Désormais il faut regarder le monde avec une vision à 360 degrés.

Nous sommes dans la troisième révolution industrielle où tout va très vite, plus les entreprises sont importantes plus leur croissance est rapide ainsi que leur rendement économique, créant des mastodontes plus puissants que certains états.

Les économies développées aujourd’hui sont en voie de fragmentation géographique et l’immobilier en constitue un parfait reflet. La troisième révolution industrielle métropolise et concentre les richesses.

En témoigne ce chiffre inimaginable : l’Ile-de-France représente moins de 20 % de la population métropolitaine et pourtant, en 2019, elle a concentré 45 % des créations d’emplois de notre pays. On comprend mieux la tension qui existe sur les prix de l’immobilier et l’écart abyssal entre les grandes métropoles et certains territoires provinciaux.

Dans cette course à la croissance économique, les banques centrales (FED et BCE) cherchent à maintenir des taux directeurs très bas, afin de relancer les investissements et la croissance.

En Europe, cette politique de taux durablement proche de 0 a fait exploser la demande de financements, en témoigne, le million de transactions dans l’ancien en 2019 et le record absolu de 1 078 milliards d’euros d’encours de crédits immobiliers.

Deux marchés de l’immobilier : les métropoles et la “France périphérique”

Il est fort probable que les prix des logements continuent d’augmenter mais attention, il n’y a plus un marché de l’immobilier, mais plusieurs marchés.

L’activité économique se concentre dans les métropoles. Le foncier se faisant de plus en plus rare, c’est aussi là que l’offre de logements est la plus inélastique. Résultat, les prix y sont donc structurellement en hausse.

À l’inverse, le marché de la “France périphérique” va globalement rester orienté à la baisse jusqu’à ce que la demande remonte.

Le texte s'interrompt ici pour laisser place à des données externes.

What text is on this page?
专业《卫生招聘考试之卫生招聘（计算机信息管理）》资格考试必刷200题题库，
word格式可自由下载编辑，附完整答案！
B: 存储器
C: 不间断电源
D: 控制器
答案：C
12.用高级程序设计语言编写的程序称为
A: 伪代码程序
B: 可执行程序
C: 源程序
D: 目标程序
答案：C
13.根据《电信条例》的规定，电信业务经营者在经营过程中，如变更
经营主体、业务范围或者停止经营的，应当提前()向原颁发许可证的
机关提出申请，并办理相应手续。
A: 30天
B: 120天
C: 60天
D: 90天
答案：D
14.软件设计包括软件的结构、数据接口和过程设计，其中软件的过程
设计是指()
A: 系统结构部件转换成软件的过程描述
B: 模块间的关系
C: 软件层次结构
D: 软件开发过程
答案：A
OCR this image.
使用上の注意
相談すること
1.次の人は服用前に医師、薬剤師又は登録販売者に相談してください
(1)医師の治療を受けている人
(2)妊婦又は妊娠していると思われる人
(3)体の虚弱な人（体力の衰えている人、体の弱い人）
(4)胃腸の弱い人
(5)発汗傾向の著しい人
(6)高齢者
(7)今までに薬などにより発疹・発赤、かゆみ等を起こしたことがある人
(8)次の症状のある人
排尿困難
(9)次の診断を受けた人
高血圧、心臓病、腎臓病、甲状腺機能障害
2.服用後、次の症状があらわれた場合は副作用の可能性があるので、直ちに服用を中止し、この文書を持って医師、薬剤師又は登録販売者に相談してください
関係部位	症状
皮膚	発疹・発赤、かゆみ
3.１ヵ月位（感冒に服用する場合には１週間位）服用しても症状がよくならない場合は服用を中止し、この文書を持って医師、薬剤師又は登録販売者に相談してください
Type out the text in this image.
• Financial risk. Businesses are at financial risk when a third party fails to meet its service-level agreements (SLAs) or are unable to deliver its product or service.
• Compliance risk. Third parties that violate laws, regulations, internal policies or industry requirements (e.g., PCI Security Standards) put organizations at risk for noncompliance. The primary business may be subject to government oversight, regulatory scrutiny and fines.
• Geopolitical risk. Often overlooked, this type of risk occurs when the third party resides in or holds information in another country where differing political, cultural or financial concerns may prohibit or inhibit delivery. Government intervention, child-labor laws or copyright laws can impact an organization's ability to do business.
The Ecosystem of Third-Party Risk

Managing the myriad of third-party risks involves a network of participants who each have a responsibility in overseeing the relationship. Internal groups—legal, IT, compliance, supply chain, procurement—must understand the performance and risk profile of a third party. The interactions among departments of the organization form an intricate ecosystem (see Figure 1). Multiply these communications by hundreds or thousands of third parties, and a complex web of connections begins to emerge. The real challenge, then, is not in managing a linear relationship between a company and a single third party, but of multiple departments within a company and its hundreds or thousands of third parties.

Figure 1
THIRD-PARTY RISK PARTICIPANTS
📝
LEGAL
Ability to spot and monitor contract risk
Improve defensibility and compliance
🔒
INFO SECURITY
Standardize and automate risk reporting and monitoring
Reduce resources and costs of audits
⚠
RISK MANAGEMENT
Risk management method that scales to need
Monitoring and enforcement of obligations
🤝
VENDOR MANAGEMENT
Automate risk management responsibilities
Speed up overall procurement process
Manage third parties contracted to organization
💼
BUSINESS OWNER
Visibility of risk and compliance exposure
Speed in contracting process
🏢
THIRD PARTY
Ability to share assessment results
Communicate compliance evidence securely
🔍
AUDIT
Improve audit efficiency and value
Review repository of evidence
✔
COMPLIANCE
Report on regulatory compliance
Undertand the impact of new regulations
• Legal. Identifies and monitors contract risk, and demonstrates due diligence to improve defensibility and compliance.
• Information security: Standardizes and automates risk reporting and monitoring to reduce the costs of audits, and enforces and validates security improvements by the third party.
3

À cet égard, notons la mise en place de certaines mesures politiques, telles que la reconduction du Pinel neuf dans les zones B2 et C, ou l’élargissement des zones et de la liste des travaux éligibles du dispositif Denormandie.

Des dispositifs qui devraient permettre de relancer le marché immobilier neuf et ancien dans ces villes de province. Ainsi, les investisseurs peuvent créer du logement dans ces zones détendues. Ils participent à la croissance économique de ces régions. En ce sens, l’État répond parfaitement à sa mission de dynamisation des villes moyennes dans le cadre du plan Action Cœur de Ville.

Les banques doivent changer leur modèle économique

Les emprunteurs sont désormais des milléniums, nés avec le digital et des sociétés centrant leur stratégie sur l’expérience client.

À l’image des GAFAM, les banques et intermédiaires en crédits doivent changer leur modèle économique.

En rendant l’achat plus simple et moins stressant, l’expérience client sera renforcée et la croissance au rendez-vous.